Radicz ouvre de grands yeux, mais il ne pose pas de questions. Peut-être qu’il croit que Lalla a volé cet argent, ou pire encore.
Lalla remet les billets dans la poche de son manteau. C’est tout ce qui reste de ces jours passés dans la noirceur de l’hôtel, à frotter les linos avec la brosse en chiendent, et à balayer les chambres grises qui sentent la sueur et le tabac. Quand elle a dit au patron de l’hôtel qu’elle s’en allait, lui non plus n’a rien dit. Il est sorti de son vieux lit jamais fait, et il est allé jusqu’au coffre-fort, au fond de sa pièce. Il a pris l’argent, il l’a compté, et il a ajouté une semaine d’avance, et il a donné tout ça à Lalla, puis il est allé se recoucher sans rien dire de plus. Il a fait tout ça sans se presser, en pyjama, avec ses joues mal rasées et ses cheveux sales, et ensuite il a repris la lecture de son journal, comme si rien d’autre n’avait d’importance.
Alors, maintenant, Lalla est ivre de liberté. Elle regarde tout autour d’elle, les murs, les fenêtres, les autos, les gens, comme s’ils étaient des formes seulement, des images, des fantômes, que le vent et la lumière allaient balayer.
Radicz a l’air si malheureux que Lalla a pitié de lui.

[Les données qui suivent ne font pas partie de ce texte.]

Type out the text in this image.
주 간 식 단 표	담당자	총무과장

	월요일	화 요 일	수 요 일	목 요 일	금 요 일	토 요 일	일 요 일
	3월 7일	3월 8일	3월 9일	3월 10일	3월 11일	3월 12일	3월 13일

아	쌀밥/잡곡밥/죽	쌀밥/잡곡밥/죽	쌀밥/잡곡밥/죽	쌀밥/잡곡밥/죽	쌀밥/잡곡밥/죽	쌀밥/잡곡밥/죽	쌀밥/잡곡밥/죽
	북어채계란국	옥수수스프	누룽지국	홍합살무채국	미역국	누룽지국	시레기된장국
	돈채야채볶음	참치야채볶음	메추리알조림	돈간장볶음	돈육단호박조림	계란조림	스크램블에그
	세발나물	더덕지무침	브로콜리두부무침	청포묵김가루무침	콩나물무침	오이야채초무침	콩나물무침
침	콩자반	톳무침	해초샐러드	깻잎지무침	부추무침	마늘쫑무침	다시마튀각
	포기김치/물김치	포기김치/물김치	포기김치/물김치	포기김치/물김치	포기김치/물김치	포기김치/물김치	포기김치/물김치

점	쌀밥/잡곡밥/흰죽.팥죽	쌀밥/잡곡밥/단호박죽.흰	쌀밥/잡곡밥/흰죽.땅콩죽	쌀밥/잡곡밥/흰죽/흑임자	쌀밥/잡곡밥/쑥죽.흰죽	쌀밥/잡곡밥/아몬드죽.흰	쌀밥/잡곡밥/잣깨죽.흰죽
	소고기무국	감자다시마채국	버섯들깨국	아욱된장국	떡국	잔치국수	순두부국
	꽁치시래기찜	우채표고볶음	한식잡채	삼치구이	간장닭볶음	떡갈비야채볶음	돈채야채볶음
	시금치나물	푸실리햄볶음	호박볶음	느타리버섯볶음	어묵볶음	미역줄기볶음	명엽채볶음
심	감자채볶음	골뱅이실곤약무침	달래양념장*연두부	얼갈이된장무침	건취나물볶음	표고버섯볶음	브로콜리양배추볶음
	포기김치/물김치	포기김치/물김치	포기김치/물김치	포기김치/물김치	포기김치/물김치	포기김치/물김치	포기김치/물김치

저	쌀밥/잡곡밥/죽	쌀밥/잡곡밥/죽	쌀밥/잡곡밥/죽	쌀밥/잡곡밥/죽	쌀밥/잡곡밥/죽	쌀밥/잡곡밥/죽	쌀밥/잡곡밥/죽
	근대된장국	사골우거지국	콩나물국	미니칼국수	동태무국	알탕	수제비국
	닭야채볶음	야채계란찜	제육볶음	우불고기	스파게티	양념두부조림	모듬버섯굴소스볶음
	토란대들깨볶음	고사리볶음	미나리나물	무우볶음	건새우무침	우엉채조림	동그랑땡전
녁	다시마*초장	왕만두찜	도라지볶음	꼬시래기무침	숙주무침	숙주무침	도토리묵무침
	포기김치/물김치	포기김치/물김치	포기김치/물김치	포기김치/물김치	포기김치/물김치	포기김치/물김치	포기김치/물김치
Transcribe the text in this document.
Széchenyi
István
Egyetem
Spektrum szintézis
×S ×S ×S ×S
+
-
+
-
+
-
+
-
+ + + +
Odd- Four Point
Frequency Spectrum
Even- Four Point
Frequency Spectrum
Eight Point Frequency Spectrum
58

« Viens ! » Elle entraîne le jeune garçon par la main, à travers les remous de la foule. Ensemble ils entrent dans un magasin très grand, où brille la lumière, pas la belle lumière du soleil, mais une lueur blanche et dure, que renvoient les quantités de miroirs. Mais cette lueur enivre aussi, elle étourdit et aveugle. Avec Radicz qui titube un peu derrière elle, Lalla traverse la région des parfums, des cosmétiques, des perruques, des savonnettes. Elle s’arrête un peu partout, elle achète plusieurs savons de toutes les couleurs, qu’elle fait sentir à Radicz. Puis des petits flacons de parfum, qu’elle respire un instant en marchant le long des allées, et cela fait tourner la tête, jusqu’à l’écœurement. Rouges à lèvres, verts à paupières, noirs, ocres, fonds de teint, brillantines, crèmes, faux cils, fausses mèches, Lalla se fait montrer tout cela, et elle le montre à Radicz, qui ne dit rien ; puis elle choisit longuement une petite bouteille carrée de vernis à ongle couleur de brique, et un tube de rouge à lèvres écarlate.